(Analytic) sinners in the hands
    of an angry Brad

Why boycotting Third World goods is about the nastiest thing you could do to the people who make them.

Brad DeLong unloads on dumb, smug anti-globalization talk. His point is simple: however bad it is to be exploited as a third-world producer for first-world markets, not being exploited is worse.

Brad’s righteous rant reminds me of Holland Hunter, the Quaker who taught me economics as if it were still a branch of moral philosophy, as it was in Adam Smith’s day. That’s something that today’s economics-as-a-game model-builders and data-crunchers tend to lose sight of.

Economists can and do overestimate the reach of their intellectual tools, but those tools are, within their proper sphere, unmatched in power. Combine them with altuistic passion, and they can work wonders.

Author: Mark Kleiman

Professor of Public Policy at the NYU Marron Institute for Urban Management and editor of the Journal of Drug Policy Analysis. Teaches about the methods of policy analysis about drug abuse control and crime control policy, working out the implications of two principles: that swift and certain sanctions don't have to be severe to be effective, and that well-designed threats usually don't have to be carried out.

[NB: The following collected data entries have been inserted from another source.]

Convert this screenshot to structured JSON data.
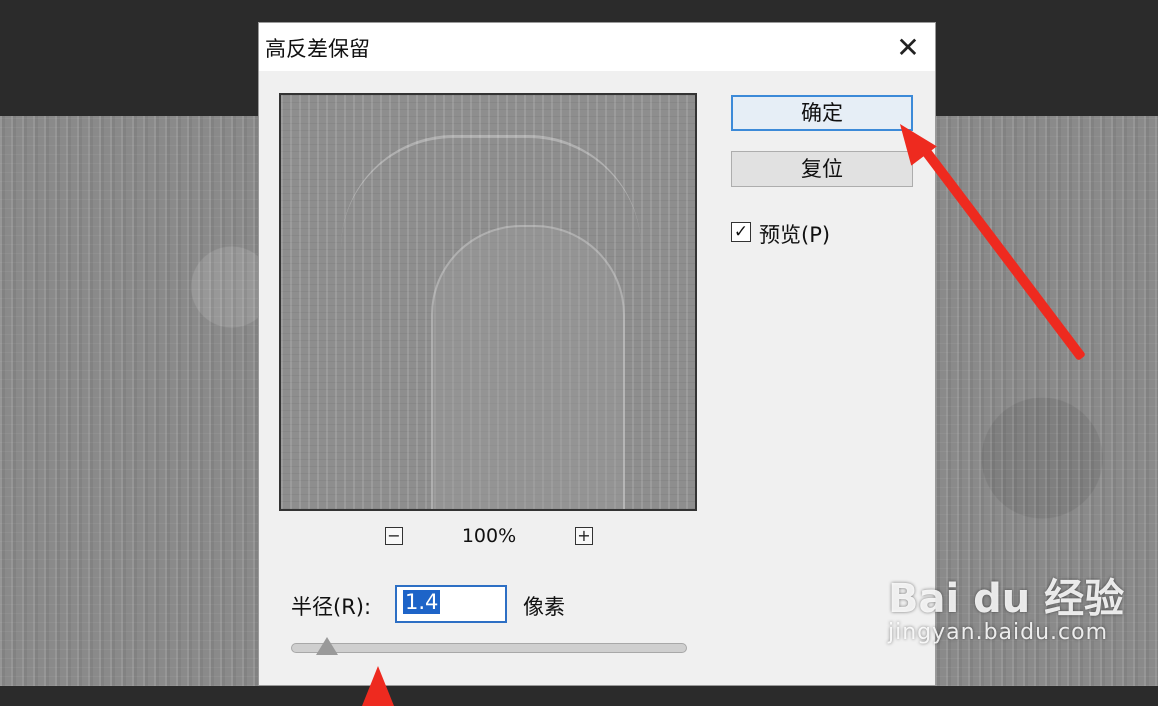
{
  "dialog": {
    "title": "高反差保留",
    "close_glyph": "✕",
    "buttons": {
      "ok_label": "确定",
      "reset_label": "复位"
    },
    "preview_checkbox": {
      "label": "预览(P)",
      "checked": true,
      "check_glyph": "✓"
    },
    "zoom": {
      "minus_glyph": "−",
      "plus_glyph": "+",
      "level": "100%"
    },
    "radius": {
      "label": "半径(R):",
      "value": "1.4",
      "unit": "像素",
      "slider_fraction": 0.05
    }
  },
  "watermark": {
    "logo_text": "Bai du 经验",
    "url": "jingyan.baidu.com"
  },
  "colors": {
    "annotation_arrow": "#ee2a1f",
    "focus_border": "#3c8ad8",
    "selection": "#1e64c8"
  },
  "icons": [
    "close-icon",
    "zoom-out-icon",
    "zoom-in-icon",
    "checkmark-icon",
    "annotation-arrow"
  ]
}
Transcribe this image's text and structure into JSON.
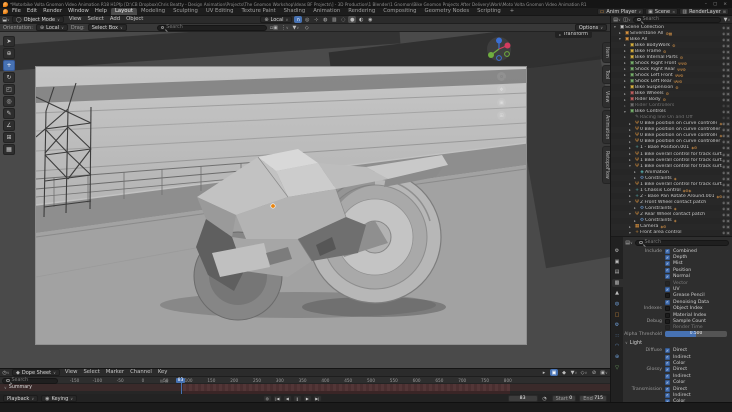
{
  "window": {
    "title": "*Motorbike Volta Gnomon Video Animation R18 H1Pfp [D:\\CB Dropbox\\Chris Beatty - Design Animation\\Projects\\The Gnomon Workshop\\Ideas BF Projects\\] - 3D Production\\1 Blender\\1 Gnomon\\Bike Gnomon Projects After Delivery\\Work\\Moto Volta Gnomon Video Animation R1",
    "controls": [
      "–",
      "▢",
      "×"
    ]
  },
  "topbar": {
    "menus": [
      "File",
      "Edit",
      "Render",
      "Window",
      "Help"
    ],
    "workspaces": [
      "Layout",
      "Modeling",
      "Sculpting",
      "UV Editing",
      "Texture Paint",
      "Shading",
      "Animation",
      "Rendering",
      "Compositing",
      "Geometry Nodes",
      "Scripting"
    ],
    "active_workspace": "Layout",
    "workspace_add": "+",
    "right": {
      "anim_player": "Anim Player",
      "scene": "Scene",
      "view_layer": "RenderLayer"
    }
  },
  "viewport_header": {
    "mode": "Object Mode",
    "menus": [
      "View",
      "Select",
      "Add",
      "Object"
    ],
    "orientation": "Local",
    "icons": [
      {
        "name": "snap-magnet-icon",
        "glyph": "∩",
        "on": true
      },
      {
        "name": "proportional-editing-icon",
        "glyph": "◎"
      },
      {
        "name": "show-gizmo-icon",
        "glyph": "⊹"
      },
      {
        "name": "show-overlays-icon",
        "glyph": "◍"
      },
      {
        "name": "xray-icon",
        "glyph": "▥"
      },
      {
        "name": "shading-wireframe-icon",
        "glyph": "◌"
      },
      {
        "name": "shading-solid-icon",
        "glyph": "●",
        "lit": true
      },
      {
        "name": "shading-material-icon",
        "glyph": "◐"
      },
      {
        "name": "shading-rendered-icon",
        "glyph": "◉"
      }
    ]
  },
  "tool_settings": {
    "orientation_label": "Orientation:",
    "orientation_value": "Local",
    "drag_label": "Drag:",
    "drag_value": "Select Box",
    "search_placeholder": "Search",
    "options_label": "Options"
  },
  "toolbar": {
    "tools": [
      {
        "name": "select-box-tool",
        "glyph": "➤"
      },
      {
        "name": "cursor-tool",
        "glyph": "⊕"
      },
      {
        "name": "move-tool",
        "glyph": "+",
        "selected": true
      },
      {
        "name": "rotate-tool",
        "glyph": "↻"
      },
      {
        "name": "scale-tool",
        "glyph": "◰"
      },
      {
        "name": "transform-tool",
        "glyph": "◎"
      },
      {
        "name": "annotate-tool",
        "glyph": "✎"
      },
      {
        "name": "measure-tool",
        "glyph": "∠"
      },
      {
        "name": "add-cube-tool",
        "glyph": "⊞"
      },
      {
        "name": "extra-tool",
        "glyph": "▦"
      }
    ]
  },
  "viewport": {
    "transform_panel_label": "Transform",
    "sidebar_tabs": [
      "Item",
      "Tool",
      "View",
      "Animation",
      "RetopoFlow"
    ],
    "nav_icons": [
      {
        "name": "zoom-icon",
        "glyph": "mag"
      },
      {
        "name": "pan-icon",
        "glyph": "❖"
      },
      {
        "name": "camera-view-icon",
        "glyph": "▣"
      },
      {
        "name": "perspective-icon",
        "glyph": "⊞"
      }
    ],
    "origin_color": "#e8830c"
  },
  "outliner": {
    "search_placeholder": "Search",
    "rows": [
      {
        "d": 0,
        "a": "v",
        "g": "▣",
        "c": "w",
        "t": "Scene Collection"
      },
      {
        "d": 1,
        "a": ">",
        "g": "▣",
        "c": "o",
        "t": "Silverstone All",
        "b": "⚙▦"
      },
      {
        "d": 1,
        "a": "v",
        "g": "▣",
        "c": "o",
        "t": "Bike All"
      },
      {
        "d": 2,
        "a": ">",
        "g": "▣",
        "c": "y",
        "t": "Bike BodyWork",
        "b": "⚙"
      },
      {
        "d": 2,
        "a": ">",
        "g": "▣",
        "c": "y",
        "t": "Bike Frame",
        "b": "⚙"
      },
      {
        "d": 2,
        "a": ">",
        "g": "▣",
        "c": "y",
        "t": "Bike Internal Parts",
        "b": "⚙"
      },
      {
        "d": 2,
        "a": ">",
        "g": "▣",
        "c": "g",
        "t": "Shock Right Front",
        "b": "ΨΨ⚙"
      },
      {
        "d": 2,
        "a": ">",
        "g": "▣",
        "c": "g",
        "t": "Shock Right Rear",
        "b": "ΨΨ⚙"
      },
      {
        "d": 2,
        "a": ">",
        "g": "▣",
        "c": "g",
        "t": "Shock Left Front",
        "b": "ΨΨ⚙"
      },
      {
        "d": 2,
        "a": ">",
        "g": "▣",
        "c": "g",
        "t": "Shock Left Rear",
        "b": "ΨΨ⚙"
      },
      {
        "d": 2,
        "a": ">",
        "g": "▣",
        "c": "y",
        "t": "Bike Suspension",
        "b": "⚙"
      },
      {
        "d": 2,
        "a": ">",
        "g": "▣",
        "c": "r",
        "t": "Bike Wheels",
        "b": "⚙"
      },
      {
        "d": 2,
        "a": ">",
        "g": "▣",
        "c": "r",
        "t": "Rider Body",
        "b": "⚙"
      },
      {
        "d": 2,
        "a": ">",
        "g": "▣",
        "c": "w",
        "t": "Rider Controllers",
        "dim": 1
      },
      {
        "d": 2,
        "a": "v",
        "g": "▣",
        "c": "g",
        "t": "Bike Controls"
      },
      {
        "d": 3,
        "a": "",
        "g": "✎",
        "c": "w",
        "t": "Racing line On and Off",
        "dim": 1
      },
      {
        "d": 3,
        "a": ">",
        "g": "Ψ",
        "c": "o",
        "t": "0 Bike position on curve controller Front",
        "b": "◈"
      },
      {
        "d": 3,
        "a": ">",
        "g": "Ψ",
        "c": "o",
        "t": "0 Bike position on curve controller Front.001"
      },
      {
        "d": 3,
        "a": ">",
        "g": "Ψ",
        "c": "o",
        "t": "0 Bike position on curve controller Rear",
        "b": "◈"
      },
      {
        "d": 3,
        "a": ">",
        "g": "Ψ",
        "c": "o",
        "t": "0 Bike position on curve controller Rear.001"
      },
      {
        "d": 3,
        "a": ">",
        "g": "+",
        "c": "t",
        "t": "1 - Base Position.001",
        "b": "◈⚙"
      },
      {
        "d": 3,
        "a": ">",
        "g": "Ψ",
        "c": "o",
        "t": "1 Bike overall control for track surface Front"
      },
      {
        "d": 3,
        "a": ">",
        "g": "Ψ",
        "c": "o",
        "t": "1 Bike overall control for track surface Front.001"
      },
      {
        "d": 3,
        "a": "v",
        "g": "Ψ",
        "c": "o",
        "t": "1 Bike overall control for track surface Rear"
      },
      {
        "d": 4,
        "a": ">",
        "g": "◈",
        "c": "t",
        "t": "Animation"
      },
      {
        "d": 4,
        "a": ">",
        "g": "⚙",
        "c": "b",
        "t": "Constraints",
        "b": "◈"
      },
      {
        "d": 3,
        "a": ">",
        "g": "Ψ",
        "c": "o",
        "t": "1 Bike overall control for track surface Rear.001"
      },
      {
        "d": 3,
        "a": ">",
        "g": "+",
        "c": "t",
        "t": "1 Chassis Control",
        "b": "◈⚙◈"
      },
      {
        "d": 3,
        "a": ">",
        "g": "+",
        "c": "t",
        "t": "2 - Base Pan Rotate Around.001",
        "b": "◈⚙"
      },
      {
        "d": 3,
        "a": "v",
        "g": "Ψ",
        "c": "o",
        "t": "2 Front Wheel contact patch"
      },
      {
        "d": 4,
        "a": ">",
        "g": "⚙",
        "c": "b",
        "t": "Constraints",
        "b": "◈"
      },
      {
        "d": 3,
        "a": "v",
        "g": "Ψ",
        "c": "o",
        "t": "2 Rear Wheel contact patch"
      },
      {
        "d": 4,
        "a": ">",
        "g": "⚙",
        "c": "b",
        "t": "Constraints",
        "b": "◈"
      },
      {
        "d": 3,
        "a": ">",
        "g": "▦",
        "c": "o",
        "t": "Camera",
        "b": "◈⚙"
      },
      {
        "d": 3,
        "a": "v",
        "g": "+",
        "c": "o",
        "t": "Front area control"
      }
    ]
  },
  "properties": {
    "search_placeholder": "Search",
    "tabs": [
      {
        "name": "tool-tab-icon",
        "glyph": "⚙",
        "color": "#bdbdbd"
      },
      {
        "name": "render-tab-icon",
        "glyph": "▣",
        "color": "#bdbdbd"
      },
      {
        "name": "output-tab-icon",
        "glyph": "▤",
        "color": "#bdbdbd"
      },
      {
        "name": "view-layer-tab-icon",
        "glyph": "▥",
        "color": "#e8e8e8",
        "selected": true
      },
      {
        "name": "scene-tab-icon",
        "glyph": "▲",
        "color": "#bdbdbd"
      },
      {
        "name": "world-tab-icon",
        "glyph": "◍",
        "color": "#6f9fd8"
      },
      {
        "name": "object-tab-icon",
        "glyph": "□",
        "color": "#d9913c"
      },
      {
        "name": "modifiers-tab-icon",
        "glyph": "⚙",
        "color": "#6f9fd8"
      },
      {
        "name": "particles-tab-icon",
        "glyph": "∷",
        "color": "#6f9fd8"
      },
      {
        "name": "physics-tab-icon",
        "glyph": "◠",
        "color": "#6f9fd8"
      },
      {
        "name": "constraints-tab-icon",
        "glyph": "⊕",
        "color": "#6f9fd8"
      },
      {
        "name": "data-tab-icon",
        "glyph": "▽",
        "color": "#76b06a"
      }
    ],
    "include": {
      "label": "Include",
      "items": [
        {
          "t": "Combined",
          "c": 1
        },
        {
          "t": "Depth",
          "c": 1
        },
        {
          "t": "Mist",
          "c": 1
        },
        {
          "t": "Position",
          "c": 1
        },
        {
          "t": "Normal",
          "c": 1
        },
        {
          "t": "Vector",
          "c": 0,
          "dim": 1
        },
        {
          "t": "UV",
          "c": 1
        },
        {
          "t": "Grease Pencil",
          "c": 0
        },
        {
          "t": "Denoising Data",
          "c": 1
        }
      ]
    },
    "indexes": {
      "label": "Indexes",
      "items": [
        {
          "t": "Object Index",
          "c": 0
        },
        {
          "t": "Material Index",
          "c": 0
        }
      ]
    },
    "debug": {
      "label": "Debug",
      "items": [
        {
          "t": "Sample Count",
          "c": 0
        },
        {
          "t": "Render Time",
          "c": 0,
          "dim": 1
        }
      ]
    },
    "alpha_threshold": {
      "label": "Alpha Threshold",
      "value": "0.500",
      "fraction": 0.5
    },
    "light": {
      "label": "Light",
      "groups": [
        {
          "label": "Diffuse",
          "items": [
            {
              "t": "Direct",
              "c": 1
            },
            {
              "t": "Indirect",
              "c": 1
            },
            {
              "t": "Color",
              "c": 1
            }
          ]
        },
        {
          "label": "Glossy",
          "items": [
            {
              "t": "Direct",
              "c": 1
            },
            {
              "t": "Indirect",
              "c": 1
            },
            {
              "t": "Color",
              "c": 1
            }
          ]
        },
        {
          "label": "Transmission",
          "items": [
            {
              "t": "Direct",
              "c": 1
            },
            {
              "t": "Indirect",
              "c": 1
            },
            {
              "t": "Color",
              "c": 1
            }
          ]
        }
      ]
    }
  },
  "dopesheet": {
    "editor_label": "Dope Sheet",
    "menus": [
      "View",
      "Select",
      "Marker",
      "Channel",
      "Key"
    ],
    "search_placeholder": "Search",
    "ruler_ticks": [
      -150,
      -100,
      -50,
      0,
      50,
      100,
      150,
      200,
      250,
      300,
      350,
      400,
      450,
      500,
      550,
      600,
      650,
      700,
      750,
      800
    ],
    "current_frame": "83",
    "summary_label": "Summary",
    "playback": {
      "playback_label": "Playback",
      "keying_label": "Keying",
      "transport": [
        {
          "name": "sync-icon",
          "glyph": "◎"
        },
        {
          "name": "jump-to-start-button",
          "glyph": "|◀"
        },
        {
          "name": "previous-keyframe-button",
          "glyph": "◀"
        },
        {
          "name": "pause-button",
          "glyph": "‖"
        },
        {
          "name": "next-keyframe-button",
          "glyph": "▶"
        },
        {
          "name": "jump-to-end-button",
          "glyph": "▶|"
        }
      ],
      "frame": "83",
      "start_label": "Start",
      "start": "0",
      "end_label": "End",
      "end": "715"
    }
  },
  "colors": {
    "accent": "#4772b3",
    "object_orange": "#e8830c",
    "summary_red": "#4a2f30"
  }
}
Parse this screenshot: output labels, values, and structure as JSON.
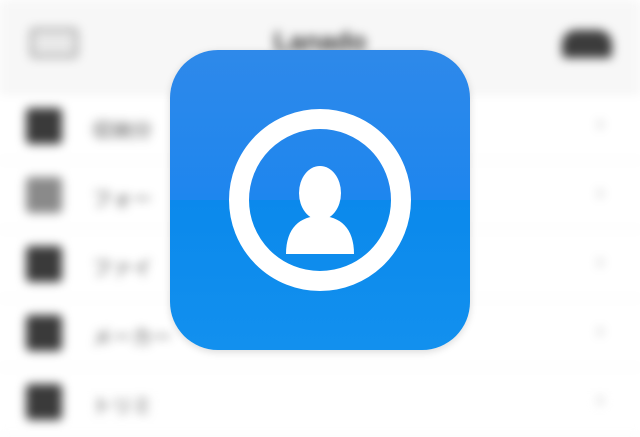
{
  "nav": {
    "title": "Lanado",
    "left_icon": "menu-icon",
    "right_icon": "cloud-icon"
  },
  "list": {
    "items": [
      {
        "label": "収納分",
        "icon": "grid-icon"
      },
      {
        "label": "フォー",
        "icon": "folder-icon"
      },
      {
        "label": "ファイ",
        "icon": "file-icon"
      },
      {
        "label": "メーカー",
        "icon": "box-icon"
      },
      {
        "label": "トリミ",
        "icon": "crop-icon"
      }
    ],
    "chevron": "›"
  },
  "app_icon": {
    "icon": "user-profile-icon",
    "color_top": "#2e89ea",
    "color_bottom": "#0b89ec",
    "glyph_color": "#ffffff"
  }
}
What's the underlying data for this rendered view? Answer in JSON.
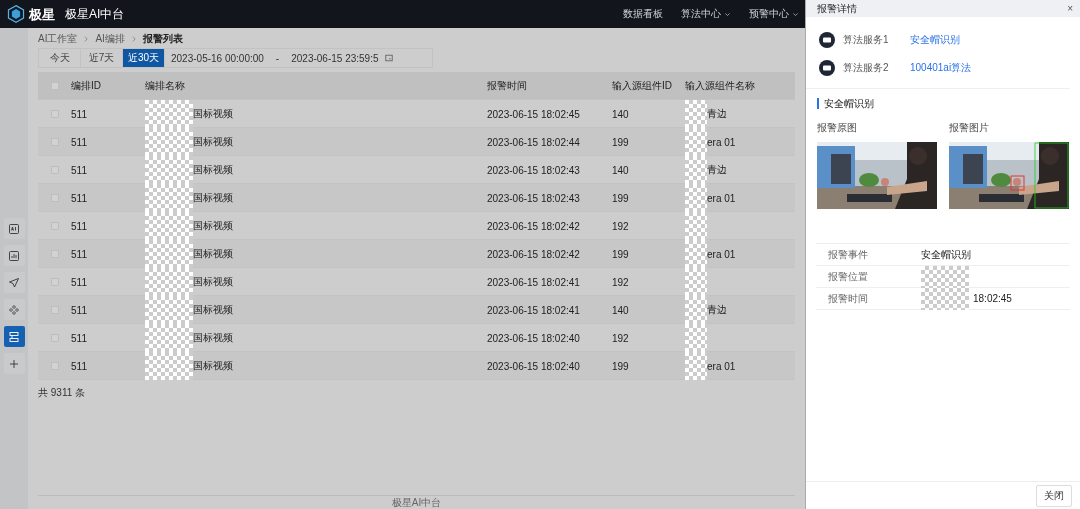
{
  "header": {
    "logo_text": "极星",
    "title": "极星AI中台",
    "nav": [
      {
        "label": "数据看板",
        "dropdown": false
      },
      {
        "label": "算法中心",
        "dropdown": true
      },
      {
        "label": "预警中心",
        "dropdown": true
      }
    ]
  },
  "sidebar": {
    "items": [
      {
        "kind": "ai",
        "selected": false
      },
      {
        "kind": "chart",
        "selected": false
      },
      {
        "kind": "send",
        "selected": false
      },
      {
        "kind": "nodes",
        "selected": false
      },
      {
        "kind": "flow",
        "selected": true
      },
      {
        "kind": "add",
        "selected": false
      }
    ]
  },
  "breadcrumb": [
    "AI工作室",
    "AI编排",
    "报警列表"
  ],
  "filters": {
    "ranges": [
      {
        "label": "今天",
        "selected": false
      },
      {
        "label": "近7天",
        "selected": false
      },
      {
        "label": "近30天",
        "selected": true
      }
    ],
    "start": "2023-05-16 00:00:00",
    "separator": "-",
    "end": "2023-06-15 23:59:5"
  },
  "table": {
    "all_checked": false,
    "columns": [
      "编排ID",
      "编排名称",
      "报警时间",
      "输入源组件ID",
      "输入源组件名称"
    ],
    "rows": [
      {
        "checked": false,
        "id": "511",
        "name": "国标视频",
        "time": "2023-06-15 18:02:45",
        "source_id": "140",
        "source_name": "青边"
      },
      {
        "checked": false,
        "id": "511",
        "name": "国标视频",
        "time": "2023-06-15 18:02:44",
        "source_id": "199",
        "source_name": "era 01"
      },
      {
        "checked": false,
        "id": "511",
        "name": "国标视频",
        "time": "2023-06-15 18:02:43",
        "source_id": "140",
        "source_name": "青边"
      },
      {
        "checked": false,
        "id": "511",
        "name": "国标视频",
        "time": "2023-06-15 18:02:43",
        "source_id": "199",
        "source_name": "era 01"
      },
      {
        "checked": false,
        "id": "511",
        "name": "国标视频",
        "time": "2023-06-15 18:02:42",
        "source_id": "192"
      },
      {
        "checked": false,
        "id": "511",
        "name": "国标视频",
        "time": "2023-06-15 18:02:42",
        "source_id": "199",
        "source_name": "era 01"
      },
      {
        "checked": false,
        "id": "511",
        "name": "国标视频",
        "time": "2023-06-15 18:02:41",
        "source_id": "192"
      },
      {
        "checked": false,
        "id": "511",
        "name": "国标视频",
        "time": "2023-06-15 18:02:41",
        "source_id": "140",
        "source_name": "青边"
      },
      {
        "checked": false,
        "id": "511",
        "name": "国标视频",
        "time": "2023-06-15 18:02:40",
        "source_id": "192"
      },
      {
        "checked": false,
        "id": "511",
        "name": "国标视频",
        "time": "2023-06-15 18:02:40",
        "source_id": "199",
        "source_name": "era 01"
      }
    ],
    "total": "共 9311 条"
  },
  "footer": "极星AI中台",
  "drawer": {
    "title": "报警详情",
    "close": "×",
    "services": [
      {
        "label": "算法服务1",
        "value": "安全帽识别"
      },
      {
        "label": "算法服务2",
        "value": "100401ai算法"
      }
    ],
    "section": "安全帽识别",
    "images": [
      {
        "label": "报警原图",
        "kind": "picture",
        "boxes": false
      },
      {
        "label": "报警图片",
        "kind": "picture",
        "boxes": true
      }
    ],
    "details": [
      {
        "label": "报警事件",
        "value": "安全帽识别",
        "redacted": false
      },
      {
        "label": "报警位置",
        "redacted": true
      },
      {
        "label": "报警时间",
        "value": "18:02:45",
        "redacted": true
      }
    ],
    "button": "关闭"
  }
}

Books: Drugs and Drug Policy: What Everyone Needs to Know (with Jonathan Caulkins and Angela Hawken) When Brute Force Fails: How to Have Less Crime and Less Punishment (Princeton, 2009; named one of the "books of the year" by The Economist Against Excess: Drug Policy for Results (Basic, 1993) Marijuana: Costs of Abuse, Costs of Control (Greenwood, 1989) UCLA Homepage Curriculum Vitae Contact: Markarkleiman-at-gmail.com

One thought on “(Analytic) sinners in the hands
    of an angry Brad”

  1. Strawman

    I guess I'm unduly answering for Stevenson here, but the point is not to drive demand for coir doormats through the floor. Why would he want that? The point is to drive demand for coir doormats made by exploiting* labour to zero.